Classical, iconic battles appear time and time again in the world of business. Morals vs. Values, Efficiency vs. Effectiveness, and most recently, Man vs. Machine. We rely so much on technology and often wonder, what if it is really more effective than we are? An apocalyptic response to this question is seen in the Terminator movies, where a machine-run military called Skynet attempts to obliterate us and Arnold Schwarzenegger is our savior. Now I, like many, would rather not live in this kind of world. We try not to rely so much upon technology that it controls us but use it enough so that our lives are easier. It is true that technology eases the strains of life. This doesn’t mean that our tasks are necessarily easy to execute, but rather that they are more efficiently facilitated by gadgetry. Being a young person in San Francisco, I exploit technology to exert as little effort towards any duty I need to manage on any given day. I am infantile in that I cannot wake myself every morning but rely on an alarm. I’ve lived here for a month but I need to use a GPS for my 1 mile commute. Recently, I broke my foot and now plan to purchase an electric wheelchair so I’ll never have to walk anywhere ever again. Though my story is exceptional, the point is that I use technology to facilitate what I do on a daily basis. Although I know that there is no piece of tech out there that replaces anything I do. So, as I sit here in the DecisionNext office, learning about computers and software, I think about how our product helps but doesn’t replace the efforts of the clients. I’ve decided to research and report:
Data Science, now, is an important element for any business that doesn’t want to get left behind. The process of obtaining data, interpreting it, and then magically creating useful recommendations revolutionises decisionmaking. Those who understand this process on a fundamental level affectionately refer to themselves as “Data Scientists”. They are the ones who actually understand the algorithms and statistical thinking behind data mining. They are a curious folk who will dive into raw data to draw their own conclusions. While this profession sounds like it would be fitting for a stodgy number cruncher, the savvy and conversant scientists normally receive the most praise. One type of data scientist is relatable and addresses mass audiences of corporate bigwigs. They are teachers who can explain something as complicated as data science to whomever they choose. Other Scientists are archetypical nerds. They are fluent in algorithms and python but experience difficulty saying hello to their co-workers. Either way, when experienced enough, they can track the performance of their company and the progressions of their industry on a daily basis. Knowledge of minutia like this puts a data scientist at the table to help make decisions with executives. Human intuition drives this knowledge. People make themselves aware of their own market like no black box software ever could.

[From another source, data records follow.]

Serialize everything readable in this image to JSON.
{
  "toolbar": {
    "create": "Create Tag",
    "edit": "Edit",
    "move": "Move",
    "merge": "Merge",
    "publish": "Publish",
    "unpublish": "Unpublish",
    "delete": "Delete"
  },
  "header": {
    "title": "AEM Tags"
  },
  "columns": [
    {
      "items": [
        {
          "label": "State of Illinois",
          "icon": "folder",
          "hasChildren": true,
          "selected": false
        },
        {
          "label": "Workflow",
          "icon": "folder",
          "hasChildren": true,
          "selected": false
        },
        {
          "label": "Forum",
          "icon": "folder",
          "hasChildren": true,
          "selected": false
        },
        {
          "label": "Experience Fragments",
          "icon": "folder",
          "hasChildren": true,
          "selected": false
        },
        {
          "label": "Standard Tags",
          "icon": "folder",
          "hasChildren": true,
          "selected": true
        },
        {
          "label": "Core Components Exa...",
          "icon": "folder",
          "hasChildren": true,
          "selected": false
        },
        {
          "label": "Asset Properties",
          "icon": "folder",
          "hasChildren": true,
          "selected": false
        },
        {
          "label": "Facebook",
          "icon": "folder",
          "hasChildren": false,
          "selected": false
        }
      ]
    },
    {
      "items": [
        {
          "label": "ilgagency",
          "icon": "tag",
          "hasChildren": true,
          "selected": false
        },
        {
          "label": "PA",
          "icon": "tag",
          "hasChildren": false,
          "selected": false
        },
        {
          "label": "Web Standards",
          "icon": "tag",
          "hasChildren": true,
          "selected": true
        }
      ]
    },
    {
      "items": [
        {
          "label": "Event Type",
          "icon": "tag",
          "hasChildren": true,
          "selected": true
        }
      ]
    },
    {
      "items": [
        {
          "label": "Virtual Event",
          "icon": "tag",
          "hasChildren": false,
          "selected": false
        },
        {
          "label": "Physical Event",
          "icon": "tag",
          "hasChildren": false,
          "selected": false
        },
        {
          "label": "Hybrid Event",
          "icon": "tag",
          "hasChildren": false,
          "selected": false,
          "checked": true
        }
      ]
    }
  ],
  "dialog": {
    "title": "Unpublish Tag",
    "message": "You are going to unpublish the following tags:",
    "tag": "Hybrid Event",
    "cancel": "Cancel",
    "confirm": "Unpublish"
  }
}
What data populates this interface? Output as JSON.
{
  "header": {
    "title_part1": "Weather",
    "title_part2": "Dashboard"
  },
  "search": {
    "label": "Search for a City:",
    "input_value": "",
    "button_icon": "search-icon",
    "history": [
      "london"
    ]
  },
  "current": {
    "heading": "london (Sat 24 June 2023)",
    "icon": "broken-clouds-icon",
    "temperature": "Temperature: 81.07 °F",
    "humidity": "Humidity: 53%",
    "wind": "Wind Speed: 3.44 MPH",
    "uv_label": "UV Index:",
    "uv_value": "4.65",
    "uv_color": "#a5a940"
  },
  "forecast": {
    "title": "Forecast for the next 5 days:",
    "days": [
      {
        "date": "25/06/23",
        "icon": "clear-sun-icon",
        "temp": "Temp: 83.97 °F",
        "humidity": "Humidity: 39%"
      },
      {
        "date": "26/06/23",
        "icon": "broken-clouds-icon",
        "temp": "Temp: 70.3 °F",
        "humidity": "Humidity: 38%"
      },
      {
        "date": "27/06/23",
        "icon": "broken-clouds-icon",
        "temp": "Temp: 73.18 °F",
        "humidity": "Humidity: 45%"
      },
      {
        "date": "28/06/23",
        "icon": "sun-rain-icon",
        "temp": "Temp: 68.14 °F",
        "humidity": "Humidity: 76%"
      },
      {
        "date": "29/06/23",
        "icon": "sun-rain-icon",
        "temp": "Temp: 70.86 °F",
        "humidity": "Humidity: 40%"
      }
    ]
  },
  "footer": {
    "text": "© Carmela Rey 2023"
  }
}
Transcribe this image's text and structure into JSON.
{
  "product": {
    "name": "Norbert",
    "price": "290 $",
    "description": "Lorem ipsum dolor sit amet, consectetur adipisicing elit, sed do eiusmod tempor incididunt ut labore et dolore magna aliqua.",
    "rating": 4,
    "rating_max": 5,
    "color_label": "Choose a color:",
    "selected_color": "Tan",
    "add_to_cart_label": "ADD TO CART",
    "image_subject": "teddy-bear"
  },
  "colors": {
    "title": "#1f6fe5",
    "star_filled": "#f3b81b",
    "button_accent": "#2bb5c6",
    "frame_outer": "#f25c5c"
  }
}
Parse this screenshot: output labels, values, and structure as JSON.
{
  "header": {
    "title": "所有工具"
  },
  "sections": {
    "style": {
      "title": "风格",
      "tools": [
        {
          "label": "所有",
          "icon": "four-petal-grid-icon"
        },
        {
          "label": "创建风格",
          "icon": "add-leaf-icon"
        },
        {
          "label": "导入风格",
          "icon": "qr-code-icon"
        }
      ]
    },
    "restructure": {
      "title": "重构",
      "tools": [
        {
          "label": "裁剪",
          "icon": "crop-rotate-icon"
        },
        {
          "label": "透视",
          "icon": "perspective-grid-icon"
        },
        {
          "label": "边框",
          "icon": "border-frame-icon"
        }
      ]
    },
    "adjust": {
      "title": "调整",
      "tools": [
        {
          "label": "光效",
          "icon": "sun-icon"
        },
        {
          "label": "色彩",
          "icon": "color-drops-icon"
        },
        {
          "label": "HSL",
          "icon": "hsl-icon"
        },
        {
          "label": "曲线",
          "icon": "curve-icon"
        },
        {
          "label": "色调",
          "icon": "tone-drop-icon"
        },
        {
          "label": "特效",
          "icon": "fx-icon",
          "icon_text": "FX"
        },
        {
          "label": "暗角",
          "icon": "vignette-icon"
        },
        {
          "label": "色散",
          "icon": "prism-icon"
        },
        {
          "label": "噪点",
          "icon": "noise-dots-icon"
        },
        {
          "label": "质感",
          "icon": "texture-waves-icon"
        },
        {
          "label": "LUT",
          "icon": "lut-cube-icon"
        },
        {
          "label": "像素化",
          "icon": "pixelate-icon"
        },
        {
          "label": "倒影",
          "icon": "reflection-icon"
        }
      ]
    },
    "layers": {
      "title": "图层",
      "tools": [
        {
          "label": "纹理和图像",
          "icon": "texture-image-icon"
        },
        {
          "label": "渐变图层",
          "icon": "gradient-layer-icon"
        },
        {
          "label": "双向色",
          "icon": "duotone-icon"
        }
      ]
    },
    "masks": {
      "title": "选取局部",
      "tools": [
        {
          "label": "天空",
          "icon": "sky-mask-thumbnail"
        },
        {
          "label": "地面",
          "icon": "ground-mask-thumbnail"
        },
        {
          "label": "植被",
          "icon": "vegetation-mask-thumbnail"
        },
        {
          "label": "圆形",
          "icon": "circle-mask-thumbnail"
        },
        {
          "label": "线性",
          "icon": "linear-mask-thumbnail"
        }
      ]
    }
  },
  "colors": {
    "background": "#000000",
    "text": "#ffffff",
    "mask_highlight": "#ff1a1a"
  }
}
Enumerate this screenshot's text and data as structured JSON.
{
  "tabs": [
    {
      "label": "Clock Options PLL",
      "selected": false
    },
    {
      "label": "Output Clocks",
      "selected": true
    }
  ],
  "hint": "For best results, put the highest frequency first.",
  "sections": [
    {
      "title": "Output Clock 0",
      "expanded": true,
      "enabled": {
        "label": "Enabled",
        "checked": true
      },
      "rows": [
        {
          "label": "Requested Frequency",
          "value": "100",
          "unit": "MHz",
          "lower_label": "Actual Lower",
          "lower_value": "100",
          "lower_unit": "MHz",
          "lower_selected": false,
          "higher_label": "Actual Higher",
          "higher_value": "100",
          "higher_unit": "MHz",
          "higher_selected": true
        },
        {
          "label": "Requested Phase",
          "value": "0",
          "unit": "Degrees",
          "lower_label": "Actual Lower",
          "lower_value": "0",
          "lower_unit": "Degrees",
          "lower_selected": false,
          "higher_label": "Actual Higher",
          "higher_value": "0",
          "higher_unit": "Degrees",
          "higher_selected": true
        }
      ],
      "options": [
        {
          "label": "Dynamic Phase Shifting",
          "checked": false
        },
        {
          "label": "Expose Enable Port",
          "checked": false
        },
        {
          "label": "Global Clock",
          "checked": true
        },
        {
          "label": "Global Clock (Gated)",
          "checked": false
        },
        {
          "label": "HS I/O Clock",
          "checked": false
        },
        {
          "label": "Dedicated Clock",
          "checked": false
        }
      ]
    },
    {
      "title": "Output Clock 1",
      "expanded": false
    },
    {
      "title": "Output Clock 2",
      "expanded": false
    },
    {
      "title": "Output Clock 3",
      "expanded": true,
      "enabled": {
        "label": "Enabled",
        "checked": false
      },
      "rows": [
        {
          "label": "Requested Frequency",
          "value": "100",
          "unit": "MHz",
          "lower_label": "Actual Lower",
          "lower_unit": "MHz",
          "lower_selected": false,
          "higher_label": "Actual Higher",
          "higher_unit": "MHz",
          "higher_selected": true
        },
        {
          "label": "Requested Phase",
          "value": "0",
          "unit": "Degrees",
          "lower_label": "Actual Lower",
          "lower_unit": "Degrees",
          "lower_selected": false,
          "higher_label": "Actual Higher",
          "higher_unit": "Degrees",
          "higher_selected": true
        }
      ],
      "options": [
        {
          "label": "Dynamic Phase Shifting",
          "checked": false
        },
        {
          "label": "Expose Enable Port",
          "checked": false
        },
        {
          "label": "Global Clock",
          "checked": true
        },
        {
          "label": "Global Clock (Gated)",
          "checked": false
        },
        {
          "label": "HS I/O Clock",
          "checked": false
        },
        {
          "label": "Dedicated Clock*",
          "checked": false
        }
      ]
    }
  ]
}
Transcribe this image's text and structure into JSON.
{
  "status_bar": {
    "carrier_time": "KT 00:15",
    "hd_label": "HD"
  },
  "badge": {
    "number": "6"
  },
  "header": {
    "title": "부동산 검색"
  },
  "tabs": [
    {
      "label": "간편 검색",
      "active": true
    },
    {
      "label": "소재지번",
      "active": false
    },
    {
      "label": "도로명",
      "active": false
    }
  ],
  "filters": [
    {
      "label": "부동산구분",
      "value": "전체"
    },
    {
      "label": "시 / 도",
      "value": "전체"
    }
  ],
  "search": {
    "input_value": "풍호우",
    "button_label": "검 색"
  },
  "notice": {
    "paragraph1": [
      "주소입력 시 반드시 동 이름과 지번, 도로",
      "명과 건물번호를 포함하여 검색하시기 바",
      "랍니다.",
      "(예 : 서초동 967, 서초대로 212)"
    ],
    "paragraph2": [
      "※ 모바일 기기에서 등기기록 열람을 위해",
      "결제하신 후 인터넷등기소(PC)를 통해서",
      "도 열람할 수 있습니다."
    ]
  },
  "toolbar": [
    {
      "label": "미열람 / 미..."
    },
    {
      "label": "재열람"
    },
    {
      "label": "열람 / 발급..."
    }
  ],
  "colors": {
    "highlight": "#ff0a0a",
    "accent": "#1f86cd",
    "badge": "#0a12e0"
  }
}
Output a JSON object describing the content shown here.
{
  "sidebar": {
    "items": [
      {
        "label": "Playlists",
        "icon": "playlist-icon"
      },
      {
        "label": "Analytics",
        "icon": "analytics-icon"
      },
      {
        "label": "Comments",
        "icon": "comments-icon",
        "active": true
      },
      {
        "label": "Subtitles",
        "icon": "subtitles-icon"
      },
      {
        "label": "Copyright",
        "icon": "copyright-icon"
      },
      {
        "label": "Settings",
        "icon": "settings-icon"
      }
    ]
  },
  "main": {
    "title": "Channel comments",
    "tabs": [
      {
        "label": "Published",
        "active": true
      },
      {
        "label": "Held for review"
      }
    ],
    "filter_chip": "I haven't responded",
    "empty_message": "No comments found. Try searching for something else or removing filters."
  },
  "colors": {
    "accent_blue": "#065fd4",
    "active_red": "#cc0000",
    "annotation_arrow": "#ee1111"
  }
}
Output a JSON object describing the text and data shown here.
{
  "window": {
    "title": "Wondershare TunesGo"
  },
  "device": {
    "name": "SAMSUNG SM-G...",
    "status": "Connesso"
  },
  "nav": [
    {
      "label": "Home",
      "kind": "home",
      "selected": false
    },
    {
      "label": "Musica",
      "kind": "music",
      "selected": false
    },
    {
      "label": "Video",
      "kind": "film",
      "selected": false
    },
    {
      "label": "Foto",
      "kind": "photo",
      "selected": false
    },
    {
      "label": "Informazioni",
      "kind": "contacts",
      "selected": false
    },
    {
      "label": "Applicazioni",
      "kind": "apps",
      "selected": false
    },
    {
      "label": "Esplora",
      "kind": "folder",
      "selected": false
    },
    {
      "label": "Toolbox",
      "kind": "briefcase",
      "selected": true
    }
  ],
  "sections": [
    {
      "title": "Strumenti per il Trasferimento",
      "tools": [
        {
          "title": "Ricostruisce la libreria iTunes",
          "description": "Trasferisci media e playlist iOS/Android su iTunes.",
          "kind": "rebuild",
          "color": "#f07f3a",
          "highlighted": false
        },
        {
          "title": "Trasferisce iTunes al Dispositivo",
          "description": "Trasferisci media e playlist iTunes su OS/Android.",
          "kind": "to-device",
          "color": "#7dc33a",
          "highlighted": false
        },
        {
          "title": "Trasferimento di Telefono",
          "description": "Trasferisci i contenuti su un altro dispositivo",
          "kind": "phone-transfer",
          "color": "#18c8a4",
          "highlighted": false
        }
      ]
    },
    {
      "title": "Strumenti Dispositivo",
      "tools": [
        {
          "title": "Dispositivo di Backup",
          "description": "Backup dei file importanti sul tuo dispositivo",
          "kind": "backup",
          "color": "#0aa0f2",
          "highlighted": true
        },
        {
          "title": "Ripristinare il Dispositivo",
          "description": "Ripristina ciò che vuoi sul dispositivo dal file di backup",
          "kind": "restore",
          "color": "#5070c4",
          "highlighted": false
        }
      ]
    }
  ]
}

So, how can this human element work well with software? Speed is essential in business. When one thinks economically, time is the most valuable asset a company has. Opportunities change rapidly. The sooner decision makers know what they need to do the better. We believe that when a data scientist works with business intelligence (BI) software, that that is what enables businesses to make the best decisions as soon as possible. Analytics companies like DecisionNext transform raw data into complex models that are so stupidly simple to use that even I, an intern, can understand them. Simplicity = Speed. Data Scientists and executives both know that the fortunes of their businesses can change in the blink of an eye. We do the grunt work, data mining and model presentation, to quickly make recommendations to business leaders. The quicker they can strategize, the more they maximize their opportunity.